Interestingly, the original meaning of an upside-down cross was to recall the crucifixion of St Peter, one of Jesus’ disciples. When he was crucified by the Roman Empire at a time when Christians were persecuted, he insisted he be crucified upside-down, because he felt he wasn’t good enough to be crucified the way that Jesus was. So at one point it was a sign of penitence, long before it was adopted as an ‘anti-Christian’ symbol.

Here are three other responses to the Dark Mofo crosses:

Ben Clark writes: ‘The cross itself is an upside down symbol of love over evil. If the message of the cross has been tarnished and turned upside down and used as a weapon for evil then this becomes a profound statement…

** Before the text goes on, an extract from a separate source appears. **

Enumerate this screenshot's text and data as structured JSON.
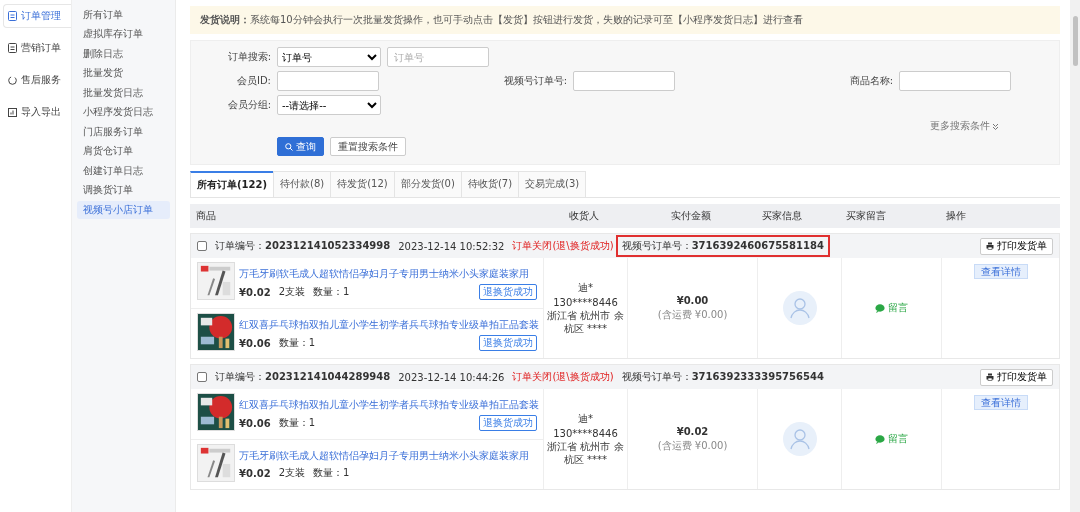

Michael Frost writes: The latest outrage-du-jour for Australian Christians is the upside crosses installation in Hobart. For a start, since when do Christians get offended by ART?!?!? We’re followers of the King who converted humiliation into grace. Art is meant to be a provocation, a discussion starter. So let’s have a conversation. Secondly, why all the knee-jerk outrage these days?!?!?

Reverend Matt Garvin of the Citywide Baptist Church, said that while the inverted cross was “commonly thought to be a Satanic symbol”, churches should “engage with the conversation that has been created (in Hobart)”.

It begs the question about what Christians get ‘outraged’ about, and what outraged Jesus – injustice, inequality, war, conflict, denigration, abuse of power and authority, cheating the poor, loss of dignity, loss of community, the way refugees and asylum seekers are treated…

How might churches and individuals engage with conversation in the public square rather than being (stereotypically) reactive?